The long-standing interactions between stars and the planets that orbit them, including the Sun and Earth, may be even more complex than previously thought. This is one of the findings of a new study that involved thousands of stars and NASA’s Chandra X-ray Observatory.

A team of researchers has helped outline the link between very powerful flares, or outbursts, from young stars and the impact they could have on planets in orbit by conducting the largest X-ray survey ever of star-forming regions.

“Our work tells us how the Sun may have behaved and affected the young Earth billions of years ago,” said the study’s lead author, Kostantin Getman of Pennsylvania State University in University Park, Pennsylvania. “In some ways, this is our ultimate origin story: the formation of the Earth and Solar System.”

The researchers examined X-ray data from more than 24,000 stars in 40 different regions where stars are forming from Chandra. They captured over a thousand stars that emitted flares that were thousands of times more powerful than the most powerful flare ever observed by modern astronomers on the Sun, the “Solar Carrington Event” in 1859. “Super” flares are at least one hundred thousand times more energetic than the Carrington Event and “mega” flares up to 10 million times more energetic.

The long relationships between stars and the planets around them – including the Sun and the Earth – may be even more complex than previously thought. This is one conclusion of a new study involving thousands of stars using NASA’s Chandra X-ray Observatory.

These powerful flares observed by Chandra in this study occur in all star-forming regions and among young stars of various masses, including those similar to the Sun. They can also be seen at various stages of the evolution of young stars, ranging from early stages when the star is heavily embedded in dust and gas and surrounded by a large planet-forming disk to later stages when planets would have formed and the disks would have vanished. The stars in the study have estimated ages of less than 5 million years, compared to the Sun’s 4.5 billion-year age.

The team discovered several super-flares per week for each young star, on average, and about two mega-flares per year.

“We want to know what kinds of impacts – good and bad – these flares have on the early lives of planets,” said Penn State co-author Eric Feigelson. “Flares of this magnitude can have far-reaching consequences.”

The give and take of mega-flares from stars

Scientists have argued for the past two decades that these massive flares can help “give” planets to still-forming stars by driving gas away from disks of material that surround them. This can cause the formation of pebbles and other small rocky material, which is a necessary step in the formation of planets.

These flares, on the other hand, may “take away” planets that have already formed by blasting any atmospheres with powerful radiation, potentially resulting in their complete evaporation and destruction in less than 5 million years.

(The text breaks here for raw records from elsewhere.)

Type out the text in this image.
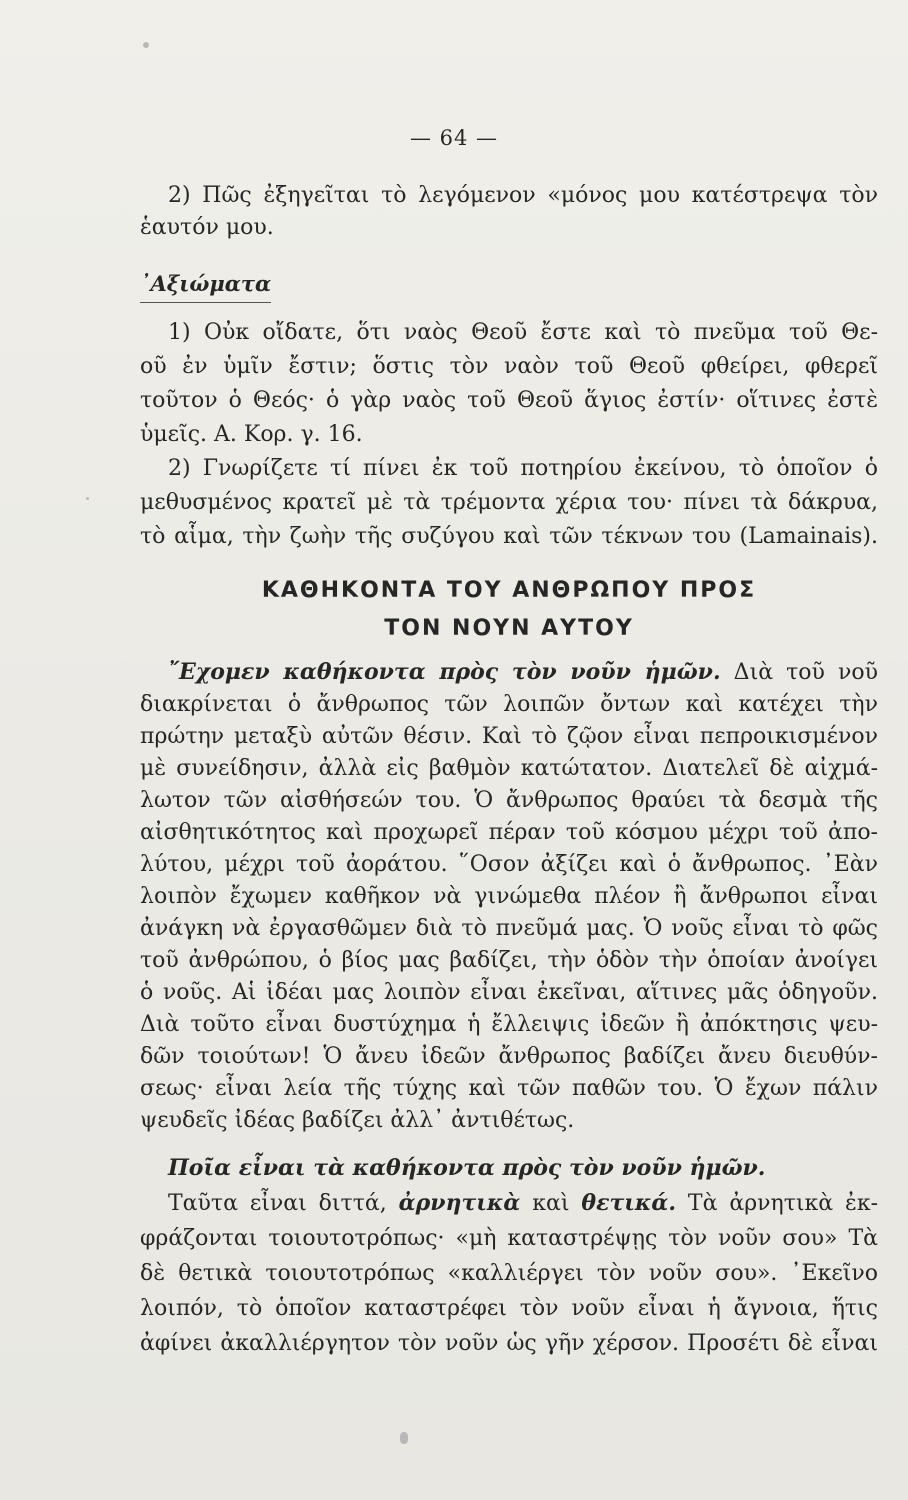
— 64 —
2) Πῶς ἐξηγεῖται τὸ λεγόμενον «μόνος μου κατέστρεψα τὸν
ἑαυτόν μου.
᾿Αξιώματα
1) Οὐκ οἴδατε, ὅτι ναὸς Θεοῦ ἔστε καὶ τὸ πνεῦμα τοῦ Θε-
οῦ ἐν ὑμῖν ἔστιν; ὅστις τὸν ναὸν τοῦ Θεοῦ φθείρει, φθερεῖ
τοῦτον ὁ Θεός· ὁ γὰρ ναὸς τοῦ Θεοῦ ἅγιος ἐστίν· οἵτινες ἐστὲ
ὑμεῖς. Α. Κορ. γ. 16.
2) Γνωρίζετε τί πίνει ἐκ τοῦ ποτηρίου ἐκείνου, τὸ ὁποῖον ὁ
μεθυσμένος κρατεῖ μὲ τὰ τρέμοντα χέρια του· πίνει τὰ δάκρυα,
τὸ αἷμα, τὴν ζωὴν τῆς συζύγου καὶ τῶν τέκνων του (Lamainais).
ΚΑΘΗΚΟΝΤΑ ΤΟΥ ΑΝΘΡΩΠΟΥ ΠΡΟΣ
ΤΟΝ ΝΟΥΝ ΑΥΤΟΥ
῎Εχομεν καθήκοντα πρὸς τὸν νοῦν ἡμῶν. Διὰ τοῦ νοῦ
διακρίνεται ὁ ἄνθρωπος τῶν λοιπῶν ὄντων καὶ κατέχει τὴν
πρώτην μεταξὺ αὐτῶν θέσιν. Καὶ τὸ ζῷον εἶναι πεπροικισμένον
μὲ συνείδησιν, ἀλλὰ εἰς βαθμὸν κατώτατον. Διατελεῖ δὲ αἰχμά-
λωτον τῶν αἰσθήσεών του. Ὁ ἄνθρωπος θραύει τὰ δεσμὰ τῆς
αἰσθητικότητος καὶ προχωρεῖ πέραν τοῦ κόσμου μέχρι τοῦ ἀπο-
λύτου, μέχρι τοῦ ἀοράτου. ῞Οσον ἀξίζει καὶ ὁ ἄνθρωπος. ᾿Εὰν
λοιπὸν ἔχωμεν καθῆκον νὰ γινώμεθα πλέον ἢ ἄνθρωποι εἶναι
ἀνάγκη νὰ ἐργασθῶμεν διὰ τὸ πνεῦμά μας. Ὁ νοῦς εἶναι τὸ φῶς
τοῦ ἀνθρώπου, ὁ βίος μας βαδίζει, τὴν ὁδὸν τὴν ὁποίαν ἀνοίγει
ὁ νοῦς. Αἱ ἰδέαι μας λοιπὸν εἶναι ἐκεῖναι, αἵτινες μᾶς ὁδηγοῦν.
Διὰ τοῦτο εἶναι δυστύχημα ἡ ἔλλειψις ἰδεῶν ἢ ἀπόκτησις ψευ-
δῶν τοιούτων! Ὁ ἄνευ ἰδεῶν ἄνθρωπος βαδίζει ἄνευ διευθύν-
σεως· εἶναι λεία τῆς τύχης καὶ τῶν παθῶν του. Ὁ ἔχων πάλιν
ψευδεῖς ἰδέας βαδίζει ἀλλ᾿ ἀντιθέτως.
Ποῖα εἶναι τὰ καθήκοντα πρὸς τὸν νοῦν ἡμῶν.
Ταῦτα εἶναι διττά, ἀρνητικὰ καὶ θετικά. Τὰ ἀρνητικὰ ἐκ-
φράζονται τοιουτοτρόπως· «μὴ καταστρέψῃς τὸν νοῦν σου» Τὰ
δὲ θετικὰ τοιουτοτρόπως «καλλιέργει τὸν νοῦν σου». ᾿Εκεῖνο
λοιπόν, τὸ ὁποῖον καταστρέφει τὸν νοῦν εἶναι ἡ ἄγνοια, ἥτις
ἀφίνει ἀκαλλιέργητον τὸν νοῦν ὡς γῆν χέρσον. Προσέτι δὲ εἶναι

The researchers also performed detailed modeling of 55 bright super- and mega-flares and discovered that the majority of them resemble long-lasting Sun flares that produce “coronal mass ejections,” powerful ejections of charged particles that can damage planetary atmospheres. Such an ejection occurred during the Solar Carrington Event.

This research is also important for understanding flares. The researchers discovered that the brightness and frequency of flares are the same for young stars with and without planet-forming disks. This implies that the flares are likely similar to those seen on the Sun, with magnetic field loops leaving both footprints on the star’s surface, rather than one anchored to the disk and one to the star.

“We discovered that these giant flares are similar to those seen on the Sun, but they are greatly magnified in terms of energy, frequency, and the size of their magnetic loops,” said co-author Gordon Garmire of the Huntingdon Institute for X-ray Astronomy in Huntingdon, Pennsylvania. “Understanding these stellar outbursts may aid in our understanding of the Sun’s most powerful flares and coronal mass ejections.”